Abstract

High-risk human papillomavirus (HR-HPV)-positive but cytology-negative cervical cancer screening results are not uncommon. This study aimed to investigate colposcopy's accuracy and diagnostic value in patients with cytology-negative HR-HPV-positive screening results. This retrospective study included patients with HR-HPV-positive cytology-negative screening results who underwent electronic colposcopy with acetic acid and multi-point cervical biopsy, HPV typing (24 HPV subtypes), and quantitative HPV detection.

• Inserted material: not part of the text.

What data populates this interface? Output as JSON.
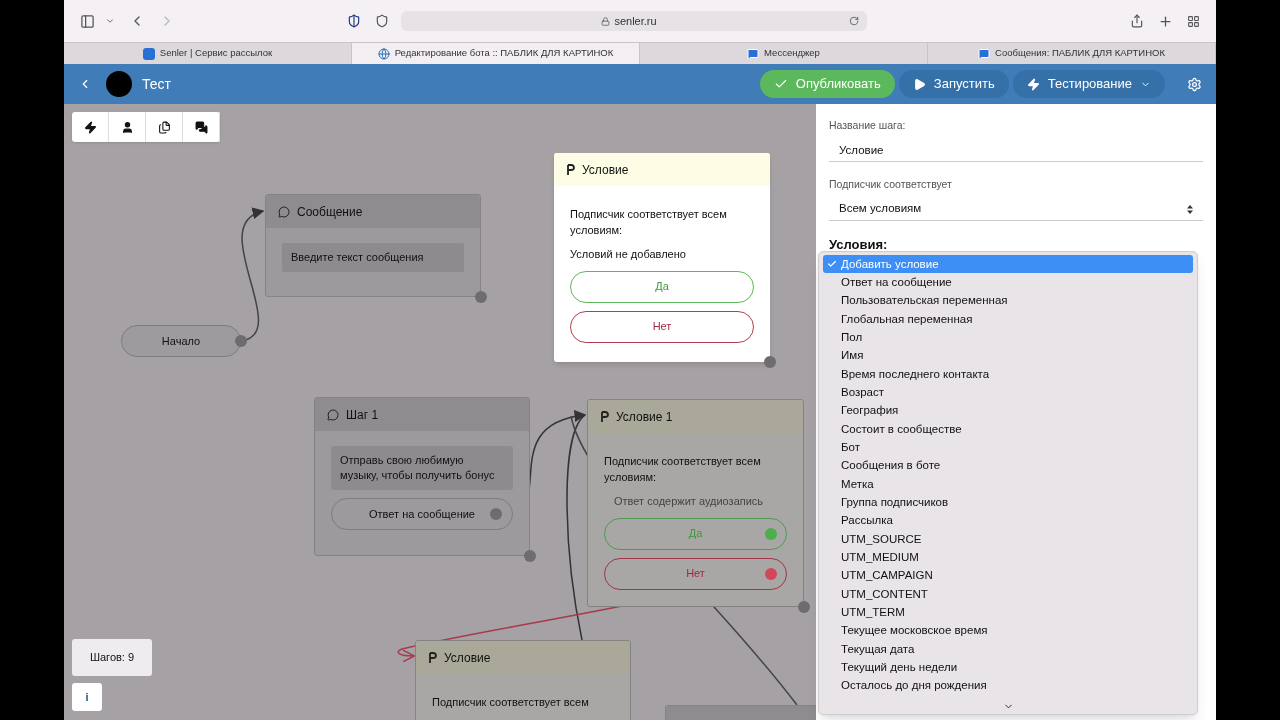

Among 229 patients, 130 had chronic cervicitis, and 99 had cervical lesions (CIN1, n = 37; CIN2/3, n = 55; invasive carcinoma, n = 7). Using colposcopy as a reference, the cervical cytology false-negative rate was 43.2% (99/229). Colposcopy was more accurate in patients with HR-HPV16/18 or high viral loads. Multivariable analyses showed HPV viral load and childbearing history were the independent factors affecting the accuracy of colposcopy (P < 0.05). Colposcopy in HR-HPV-positive cytology-negative patients has a moderate diagnostic accuracy. The type of cervical transformation zone and HPV viral load are independent factors affecting the accuracy of colposcopy-based diagnosis.